Serving Her Country: Women in the Military

At boot camp, Dempster realized she had made the right decision.

"Most people hated boot camp but I loved the structure of it," she said. "I gained 20 pounds of muscle from eight weeks of boot camp."

However, Dempster hesitates when people ask where she was stationed.

"I served the U.S. Army Signal Corps as a 31F (Network Switching Systems Operator/Maintainer) in Honolulu, Hawaii," she said. "Was I living and working in the one of the most beautiful places in the world? Yes, but we still felt isolated."

During her stint, Dempster began experiencing severe problems with her knees. She was granted an "early out," and received a medical discharge from the U.S. Army.

"I felt guilty because I didn't finish my two-year enlistment," she said. "I felt guilty for a long time."

Following her honorable discharge in 1999, Dempster enrolled at Morningside College.
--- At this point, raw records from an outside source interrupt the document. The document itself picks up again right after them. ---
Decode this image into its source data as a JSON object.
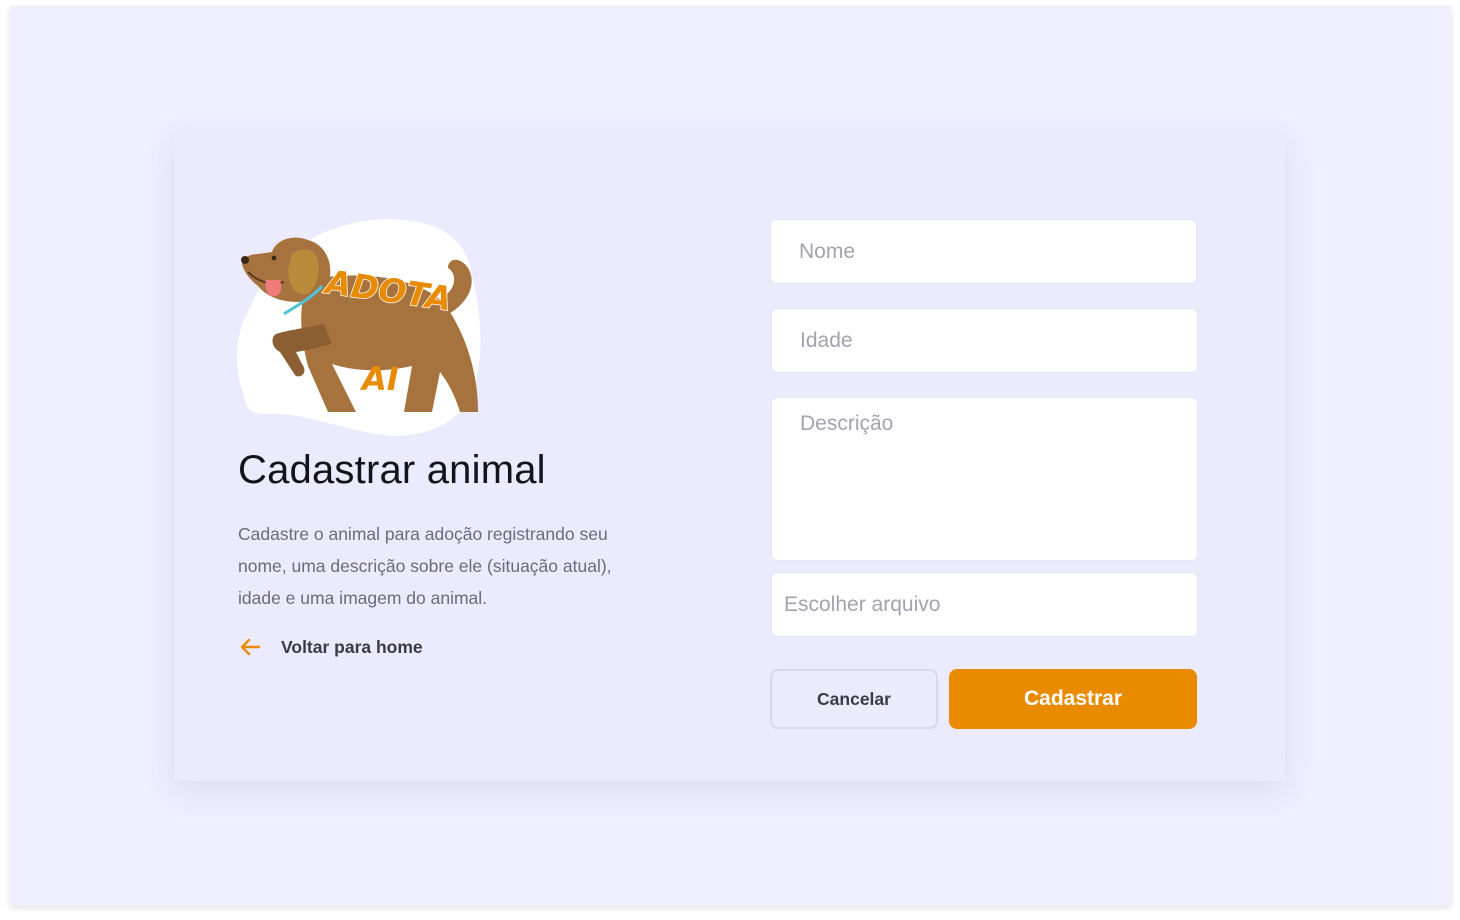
{
  "brand": {
    "logo_word_top": "ADOTA",
    "logo_word_bottom": "AI",
    "logo_icon": "dog-logo-icon",
    "dog_color": "#a6733f",
    "text_color": "#e88b00",
    "collar_color": "#4fc3d6"
  },
  "intro": {
    "title": "Cadastrar animal",
    "description": "Cadastre o animal para adoção registrando seu nome, uma descrição sobre ele (situação atual), idade e uma imagem do animal.",
    "back_link": {
      "icon": "arrow-left-icon",
      "label": "Voltar para home"
    }
  },
  "form": {
    "name_placeholder": "Nome",
    "age_placeholder": "Idade",
    "description_placeholder": "Descrição",
    "file_label": "Escolher arquivo",
    "cancel_label": "Cancelar",
    "submit_label": "Cadastrar"
  },
  "colors": {
    "accent": "#e88b00",
    "background": "#f0efff",
    "card": "#ecebfe",
    "field": "#ffffff",
    "title": "#13131a",
    "body_text": "#6b6b7b"
  }
}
In 2002, she graduated magna cum laude with a bachelor's degree in human resources management. 

"Throughout college, I worked for Iowa Workforce Development, helping U.S. veterans gain employment after their military service," she explained.

This experience came in handy when Dempster became a county veteran service officer for the Woodbury County Commission of Veteran Affairs. She has been the organization's executive director since 2010.
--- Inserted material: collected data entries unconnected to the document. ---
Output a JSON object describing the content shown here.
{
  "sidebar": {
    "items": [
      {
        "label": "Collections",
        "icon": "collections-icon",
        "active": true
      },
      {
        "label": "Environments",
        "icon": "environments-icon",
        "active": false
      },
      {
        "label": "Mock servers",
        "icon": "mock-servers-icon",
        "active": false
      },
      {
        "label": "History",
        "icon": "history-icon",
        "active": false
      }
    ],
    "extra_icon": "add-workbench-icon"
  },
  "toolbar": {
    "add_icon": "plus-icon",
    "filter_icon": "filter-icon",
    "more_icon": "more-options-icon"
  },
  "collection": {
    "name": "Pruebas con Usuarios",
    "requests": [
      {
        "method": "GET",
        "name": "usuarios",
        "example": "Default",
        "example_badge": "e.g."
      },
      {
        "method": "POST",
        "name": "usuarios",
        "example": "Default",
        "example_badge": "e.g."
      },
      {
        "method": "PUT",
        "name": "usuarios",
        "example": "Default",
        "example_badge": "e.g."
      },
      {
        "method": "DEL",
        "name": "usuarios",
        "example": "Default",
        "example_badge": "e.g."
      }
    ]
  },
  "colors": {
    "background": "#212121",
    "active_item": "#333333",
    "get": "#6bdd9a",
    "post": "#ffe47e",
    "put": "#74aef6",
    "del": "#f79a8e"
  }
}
From offices located at 1211 Triview Ave., she works with service people who can range in age from 18 to 95.

"Our job is to help veterans understand what benefits they're entitled to and how to fill out paperwork to get the benefits," she said. 

Through this work, Dempster discovered her true passion.

"When I was young, I felt my life was drifting away from me," she said. "Serving in the U.S. Army took me out of my comfort zone and allowed me to experience life in a more meaningful way."

Despite not finishing her enlistment, Dempster no longer feels guilty.

“My actual Army service turned out to be just the start of my service to veterans,” she said. "Working on behalf of my fellow U.S. veterans is what I feel I was meant to do."